I loved watching my mom make tortilla soup when I was young. She would simply turn on the stove, open up several cans of beans, tomatoes and stock, and before I knew it, a hearty soup was served. My favorite part was customizing my bowl with all the toppings she would set out. I think I primarily used sour cream and tortilla chips but still, to me, it was dinner magic.
Now I can see this recipe from her perspective: You come home from work, tired and the kids greet you with starving moans asking when dinner is going to be ready. You quickly scan the pantry looking for any semblance of a meal when you suddenly spot some beans (really, does the variety matter that much?) some canned tomatoes and if ground beef happened to be in the freezer that went in there too.
To us the ease and healthiness of this meal didn’t matter because what we tasted was comfort, warmth and soup hearty enough to fill us up. I loved its soft heat, and to my 9-year-old tastebuds, it was adventurous and foreign.
Now as a mom, I still do love this healthy tortilla soup recipe for its comfort and nutrition benefits, but the ease is what always has me with beans and tomatoes on hand.
About this recipe
If you have ground beef in the freezer sauté that with the onions for an even heartier soup. I like to use this easy tortilla soup recipe on days when we are taking a rest from meat because I find it satisfying without. It is a very hearty soup that is loaded with protein packed beans, and lots of vegetables. It’s filling and very nutritious.
Feel free to use your favorite taco seasoning in leu of my spice mix here. I will say that this has a bit of a kick to it (which I tame with a fare bit of sour cream) so if you are sensitive to spice maybe start with 1 teaspoon chili powder and stay away from the cayenne.
Don’t shy away from the toppings. This is what makes this meal in my opinion. My bowl is never without avocado, sharp cheddar, sour cream, crumbled tortilla chips, cilantro and lime.
Easy tortilla soup recipe
Serves 6 to 8
- 1 tablespoon olive oil
- 1 large onion, roughly chopped
- 3 garlic cloves, minced
- 1 teaspoon dried oregano
- 1 teaspoon smoked paprika
- 2 teaspoons chili powder
- 2 teaspoons ground cumin
- Pinch cayenne
- 4 cups chicken or vegetable stock
- 2 15-ounce cans pinto beans (you could also use black or kidney)

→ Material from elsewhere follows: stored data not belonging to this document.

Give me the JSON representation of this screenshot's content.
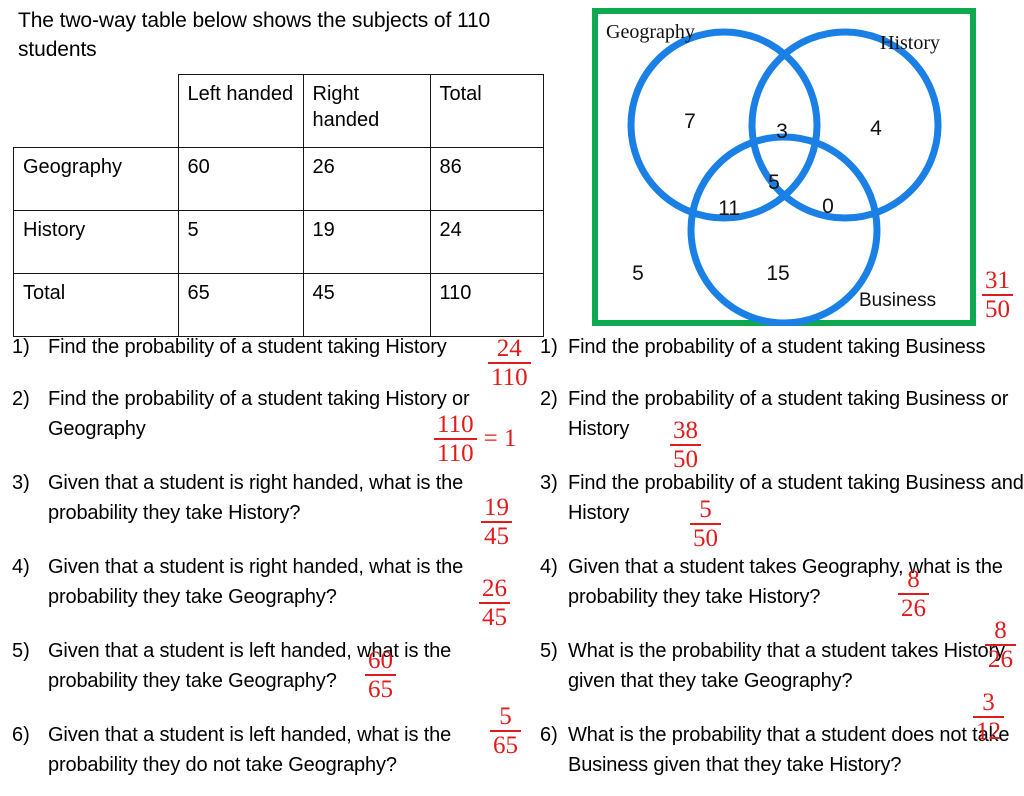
{
  "intro": {
    "text": "The two-way table below shows the subjects of 110 students"
  },
  "table": {
    "corner": "",
    "columns": [
      "Left handed",
      "Right handed",
      "Total"
    ],
    "col_left": "Left handed",
    "col_right": "Right handed",
    "col_total": "Total",
    "rows": [
      {
        "label": "Geography",
        "left": "60",
        "right": "26",
        "total": "86"
      },
      {
        "label": "History",
        "left": "5",
        "right": "19",
        "total": "24"
      },
      {
        "label": "Total",
        "left": "65",
        "right": "45",
        "total": "110"
      }
    ]
  },
  "venn": {
    "border_color": "#0da94f",
    "circle_color": "#1a80e5",
    "labels": {
      "geography": "Geography",
      "history": "History",
      "business": "Business"
    },
    "regions": {
      "geography_only": "7",
      "geography_history": "3",
      "history_only": "4",
      "all_three": "5",
      "geography_business": "11",
      "history_business": "0",
      "business_only": "15",
      "outside": "5"
    },
    "side_answer": {
      "num": "31",
      "den": "50"
    }
  },
  "answer_color": "#e01b1b",
  "questions_left": [
    {
      "num": "1)",
      "text": "Find the probability of a student taking History",
      "answer": {
        "num": "24",
        "den": "110"
      }
    },
    {
      "num": "2)",
      "text": "Find the probability of a student taking History or Geography",
      "answer": {
        "num": "110",
        "den": "110",
        "equals": "= 1"
      }
    },
    {
      "num": "3)",
      "text": "Given that a student is right handed, what is the probability they take History?",
      "answer": {
        "num": "19",
        "den": "45"
      }
    },
    {
      "num": "4)",
      "text": "Given that a student is right handed, what is the probability they take Geography?",
      "answer": {
        "num": "26",
        "den": "45"
      }
    },
    {
      "num": "5)",
      "text": "Given that a student is left handed, what is the probability they take Geography?",
      "answer": {
        "num": "60",
        "den": "65"
      }
    },
    {
      "num": "6)",
      "text": "Given that a student is left handed, what is the probability they do not take Geography?",
      "answer": {
        "num": "5",
        "den": "65"
      }
    }
  ],
  "questions_right": [
    {
      "num": "1)",
      "text": "Find the probability of a student taking Business",
      "answer": null
    },
    {
      "num": "2)",
      "text": "Find the probability of a student taking Business or History",
      "answer": {
        "num": "38",
        "den": "50"
      }
    },
    {
      "num": "3)",
      "text": "Find the probability of a student taking Business and History",
      "answer": {
        "num": "5",
        "den": "50"
      }
    },
    {
      "num": "4)",
      "text": "Given that a student takes Geography, what is the probability they take History?",
      "answer": {
        "num": "8",
        "den": "26"
      }
    },
    {
      "num": "5)",
      "text": "What is the probability that a student takes History given that they take Geography?",
      "answer": {
        "num": "8",
        "den": "26"
      }
    },
    {
      "num": "6)",
      "text": "What is the probability that a student does not take Business given that they take History?",
      "answer": {
        "num": "3",
        "den": "12"
      }
    }
  ]
}
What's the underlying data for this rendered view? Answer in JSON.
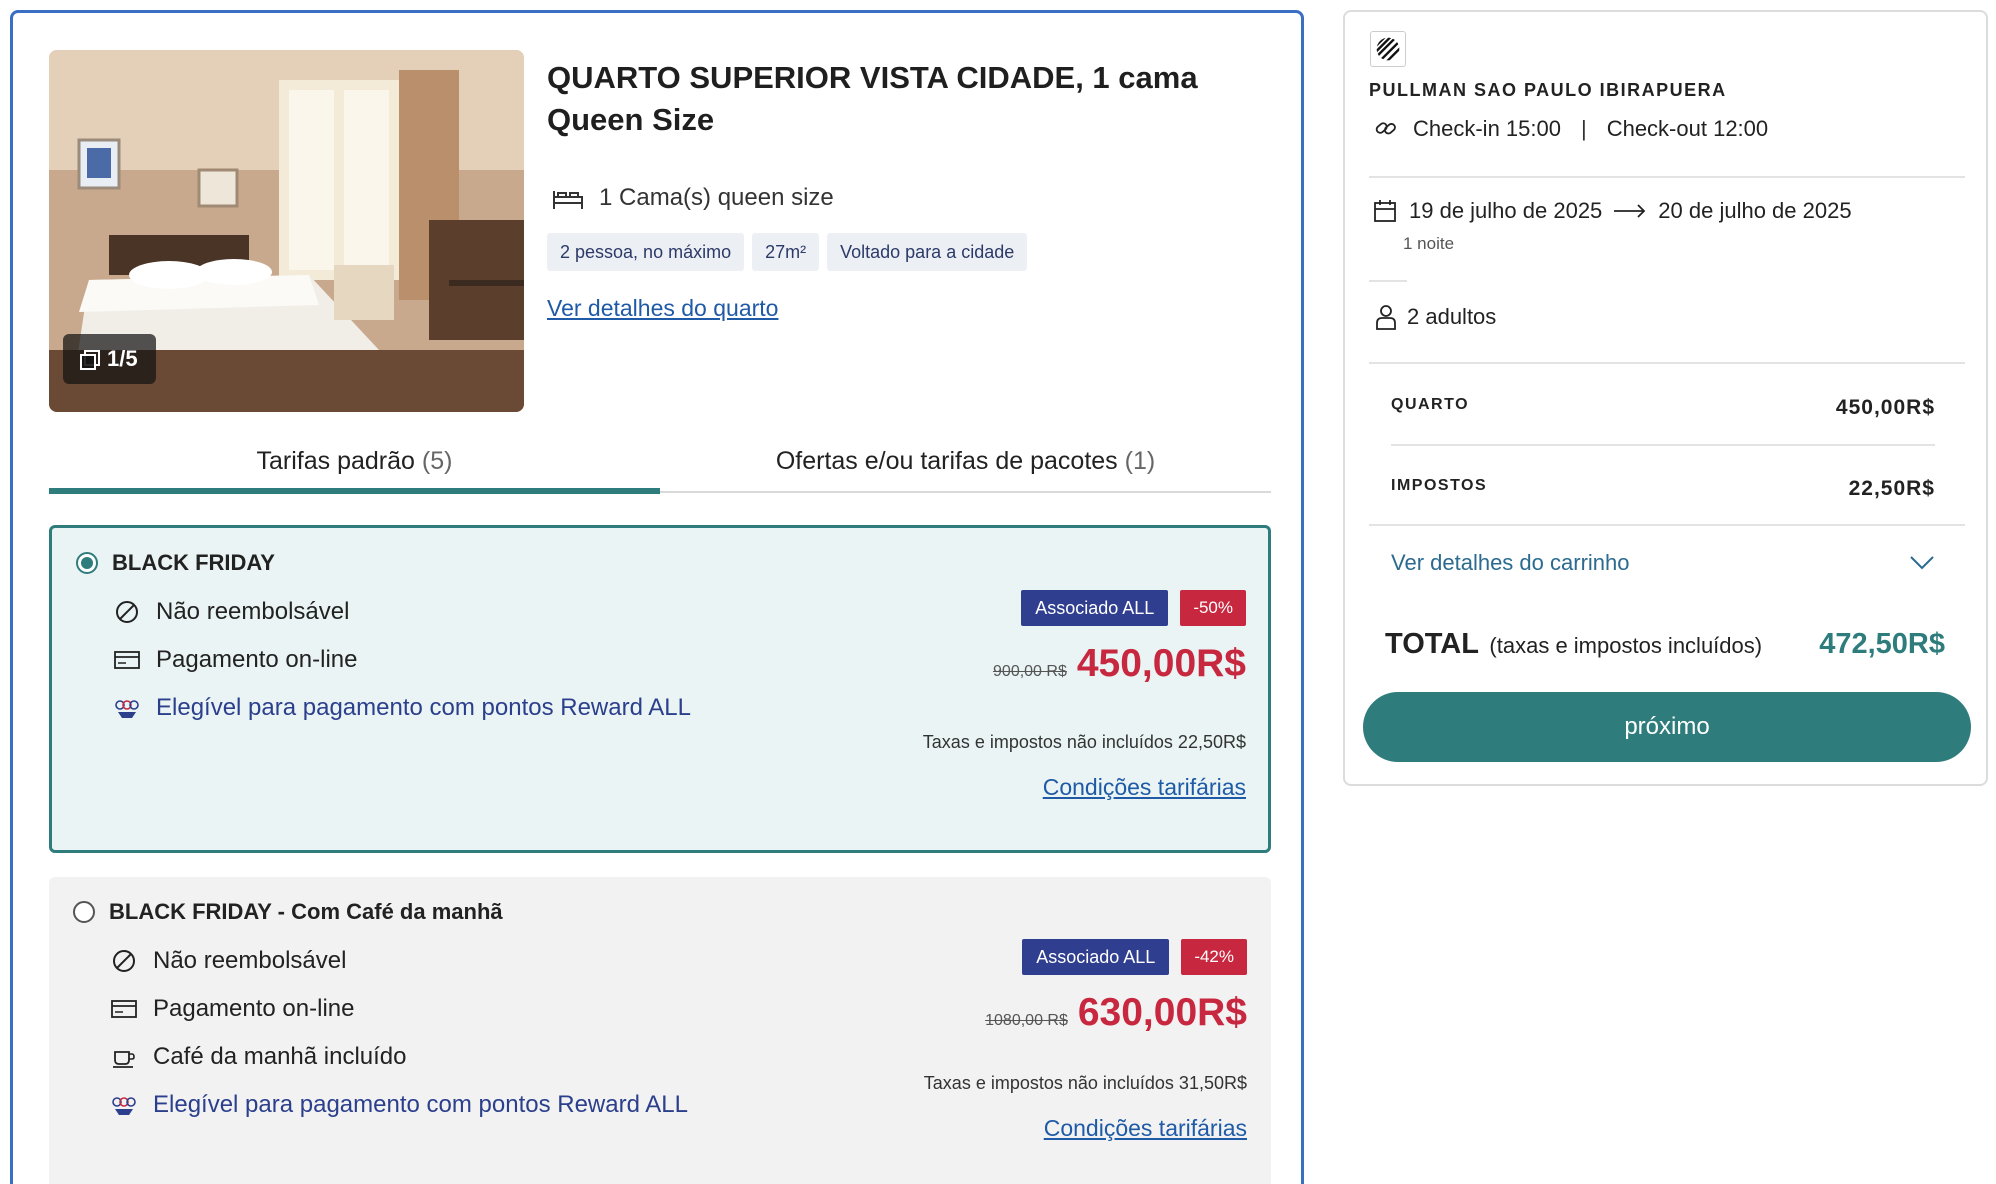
{
  "room": {
    "title": "QUARTO SUPERIOR VISTA CIDADE, 1 cama Queen Size",
    "photo_counter": "1/5",
    "bed": "1 Cama(s) queen size",
    "chips": [
      "2 pessoa, no máximo",
      "27m²",
      "Voltado para a cidade"
    ],
    "details_link": "Ver detalhes do quarto"
  },
  "tabs": [
    {
      "label": "Tarifas padrão",
      "count": "(5)",
      "active": true
    },
    {
      "label": "Ofertas e/ou tarifas de pacotes",
      "count": "(1)",
      "active": false
    }
  ],
  "rates": [
    {
      "name": "BLACK FRIDAY",
      "selected": true,
      "features": [
        {
          "icon": "no-refund-icon",
          "text": "Não reembolsável"
        },
        {
          "icon": "card-icon",
          "text": "Pagamento on-line"
        },
        {
          "icon": "reward-icon",
          "text": "Elegível para pagamento com pontos Reward ALL",
          "link": true
        }
      ],
      "badge": "Associado ALL",
      "discount": "-50%",
      "old_price": "900,00 R$",
      "price": "450,00R$",
      "taxes": "Taxas e impostos não incluídos 22,50R$",
      "conditions": "Condições tarifárias"
    },
    {
      "name": "BLACK FRIDAY - Com Café da manhã",
      "selected": false,
      "features": [
        {
          "icon": "no-refund-icon",
          "text": "Não reembolsável"
        },
        {
          "icon": "card-icon",
          "text": "Pagamento on-line"
        },
        {
          "icon": "coffee-icon",
          "text": "Café da manhã incluído"
        },
        {
          "icon": "reward-icon",
          "text": "Elegível para pagamento com pontos Reward ALL",
          "link": true
        }
      ],
      "badge": "Associado ALL",
      "discount": "-42%",
      "old_price": "1080,00 R$",
      "price": "630,00R$",
      "taxes": "Taxas e impostos não incluídos 31,50R$",
      "conditions": "Condições tarifárias"
    }
  ],
  "summary": {
    "hotel": "PULLMAN SAO PAULO IBIRAPUERA",
    "checkin": "Check-in 15:00",
    "separator": "|",
    "checkout": "Check-out 12:00",
    "date_from": "19 de julho de 2025",
    "date_to": "20 de julho de 2025",
    "nights": "1 noite",
    "guests": "2 adultos",
    "room_label": "QUARTO",
    "room_amount": "450,00R$",
    "tax_label": "IMPOSTOS",
    "tax_amount": "22,50R$",
    "cart_link": "Ver detalhes do carrinho",
    "total_label": "TOTAL",
    "total_note": "(taxas e impostos incluídos)",
    "total_amount": "472,50R$",
    "next_button": "próximo"
  },
  "colors": {
    "accent": "#2f7c7c",
    "price_red": "#c8283f",
    "badge_blue": "#2f3e8f",
    "card_border": "#3a6fc4"
  }
}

- 1 30-ounce can diced tomatoes
- 2 cups frozen corn
- Sharp cheddar
- Sour cream
- Tortilla chips
1. Add the olive oil to a large stock pot or Dutch oven set over medium heat. Sauté the onions along with a hefty pinch of salt until the onions are soft, about 5 minutes.
2. Stir in the garlic and spices and just toast until fragrant, about 1 to 2 minutes.
3. Add the chicken or vegetable stock, beans (and their liquid), tomatoes and an additional 1 teaspoon of salt.
4. Bring the soup to a boil, then reduce the heat and simmer for at least 30 minutes. Stir in the corn at the end.
5. Taste and add more salt if desired. Finish with a generous squeeze of lime. Serve the soup warm with your favorite toppings.